Comprendre les grandes familles de métiers dans la recherche

La recherche repose sur une chaîne de compétences. Certains professionnels formulent les hypothèses, d’autres conçoivent les protocoles, réalisent les essais, traitent les données, développent des prototypes ou transforment les résultats en applications concrètes. Cette diversité explique pourquoi les parcours peuvent aller du bac +2 au doctorat, selon le niveau de responsabilité visé.

Quiz sur les métiers de la recherche

Recherche fondamentale et recherche appliquée : deux logiques complémentaires

La recherche fondamentale vise d’abord à comprendre un phénomène, comme le fonctionnement d’une cellule, l’évolution d’un climat, un algorithme ou un comportement social. Elle n’a pas toujours d’application immédiate, mais elle nourrit souvent les innovations futures. La recherche appliquée, elle, cherche à résoudre un problème précis, par exemple développer un médicament, améliorer un matériau, optimiser un procédé industriel ou concevoir un logiciel plus performant.

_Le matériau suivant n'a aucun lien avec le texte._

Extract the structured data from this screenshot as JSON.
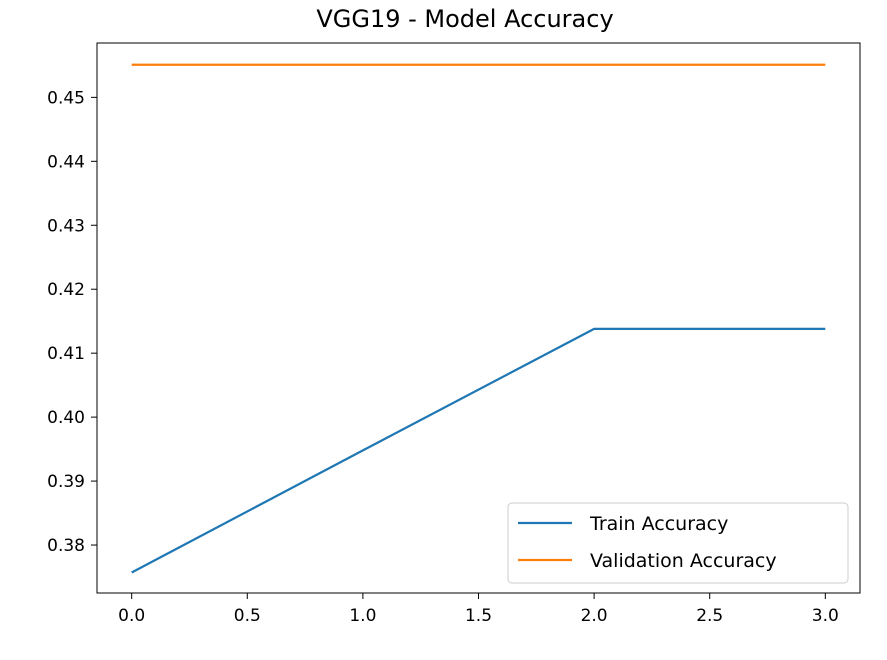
{
  "chart_data": {
    "type": "line",
    "title": "VGG19 - Model Accuracy",
    "xlabel": "",
    "ylabel": "",
    "x": [
      0,
      1,
      2,
      3
    ],
    "xlim": [
      -0.15,
      3.15
    ],
    "ylim": [
      0.3725,
      0.4585
    ],
    "xticks": [
      0.0,
      0.5,
      1.0,
      1.5,
      2.0,
      2.5,
      3.0
    ],
    "xtick_labels": [
      "0.0",
      "0.5",
      "1.0",
      "1.5",
      "2.0",
      "2.5",
      "3.0"
    ],
    "yticks": [
      0.38,
      0.39,
      0.4,
      0.41,
      0.42,
      0.43,
      0.44,
      0.45
    ],
    "ytick_labels": [
      "0.38",
      "0.39",
      "0.40",
      "0.41",
      "0.42",
      "0.43",
      "0.44",
      "0.45"
    ],
    "series": [
      {
        "name": "Train Accuracy",
        "values": [
          0.3757,
          0.3948,
          0.4138,
          0.4138
        ],
        "color": "#1f77b4"
      },
      {
        "name": "Validation Accuracy",
        "values": [
          0.4551,
          0.4551,
          0.4551,
          0.4551
        ],
        "color": "#ff7f0e"
      }
    ],
    "grid": false,
    "legend_position": "lower-right"
  }
}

Dans la pratique, la frontière est moins rigide qu’elle n’y paraît. Un laboratoire public peut collaborer avec une entreprise sur un projet appliqué, tandis qu’une équipe R&D privée peut explorer des pistes très amont avant d’aboutir à un produit. Un même métier de recherche peut donc prendre des formes très différentes selon l’environnement de travail.

Public, privé, laboratoire ou terrain : des cadres de travail variés

Les métiers de la recherche s’exercent dans les universités, les organismes publics, les hôpitaux, les grandes entreprises, les PME innovantes, les bureaux d’études, les start-up ou les plateformes technologiques. Les journées alternent souvent expérimentation, modélisation, analyse statistique, rédaction de rapports, réunions de projet, veille scientifique et échanges avec des partenaires.

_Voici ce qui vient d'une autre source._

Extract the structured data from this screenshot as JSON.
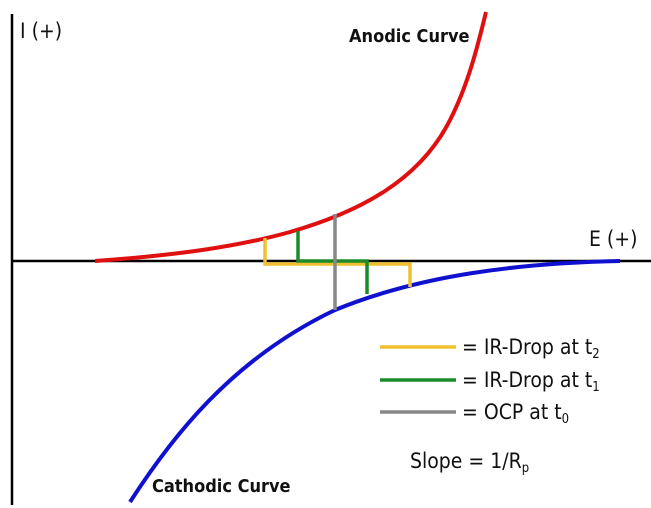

La recherche avance par allers-retours plutôt que par ligne droite. Une observation conduit à une hypothèse, l’hypothèse à un protocole, le protocole à des résultats, puis les résultats à de nouvelles questions. Cette logique aide à choisir sa place dans le secteur. Certaines personnes aiment ouvrir des pistes incertaines, d’autres préfèrent fiabiliser une méthode, industrialiser un résultat ou coordonner le travail entre laboratoire, terrain et utilisateurs finaux.

Panorama concret des principaux métiers de recherche

Le secteur ne recrute pas uniquement des chercheurs titulaires d’un doctorat. Il s’appuie sur plusieurs métiers qui travaillent ensemble, avec des niveaux d’autonomie et de spécialisation différents.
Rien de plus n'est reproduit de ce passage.